Transform and Load Google Forms Survey Responses into BigQuery

There are many reasons to run surveys: assess customer satisfaction, run market research, improve a product or service, or appraise employee engagement. However, if you have tried to work with survey data before you probably know that the standard format is difficult to work with. In this guide, we build an automated pipeline that captures Google Forms results, prepares the data for analysis with Cloud Dataprep, loads it into BigQuery and allows your team to perform visual analytics using tools like Looker or Data Studio.

What you'll build

In this codelab, you will use Dataprep to transform responses from our example Google Forms survey into a format that is useful for data analytics. You will push the transformed data into BigQuery where you can ask deeper questions with SQL and join it onto other datasets for more powerful analyses. At the end, you can explore pre-built dashboards, or connect your own business intelligence tool to BigQuery to create new reports.

What you'll learn

  • How to transform survey data using Dataprep
  • How to push survey data into BigQuery
  • How to get more insight from survey data

What you'll need

  • A Google Cloud project with billing, BigQuery and Dataprep enabled
  • A basic knowledge of Dataprep is helpful, but not required
  • A basic knowledge of BigQuery and SQL is helpful, but not required

We'll start by taking a closer look at the Google Forms responses to our example survey.

f3d25efd2cc923f5.png

Survey results can be exported from the "responses" tab by clicking the Google Sheets icon and creating a new spreadsheet or loading the results into an existing one.

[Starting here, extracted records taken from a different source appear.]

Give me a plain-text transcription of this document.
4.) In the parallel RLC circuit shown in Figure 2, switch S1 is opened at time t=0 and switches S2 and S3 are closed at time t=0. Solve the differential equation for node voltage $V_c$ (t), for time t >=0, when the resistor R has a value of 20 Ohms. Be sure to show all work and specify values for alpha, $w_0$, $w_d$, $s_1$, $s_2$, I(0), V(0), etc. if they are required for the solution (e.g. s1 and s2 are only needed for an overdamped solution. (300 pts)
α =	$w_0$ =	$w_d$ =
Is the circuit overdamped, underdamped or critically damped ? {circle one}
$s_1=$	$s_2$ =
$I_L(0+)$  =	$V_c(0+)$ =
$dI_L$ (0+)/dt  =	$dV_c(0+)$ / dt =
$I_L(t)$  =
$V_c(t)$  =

Google Forms will continue to add responses to the spreadsheet as responders submit their replies until you deselect the "Accepting responses" button.

d499e5a4dccdf5fd.png

4939332a5d8f9f19.png

Let's now review each response type and how it translates in the Google Sheets file.

Survey questions can be grouped into four families that will have a particular export format. Based on the type of question, you will need to restructure the data in a certain way. Here, we review each of the groups and the types of transformations that we need to apply.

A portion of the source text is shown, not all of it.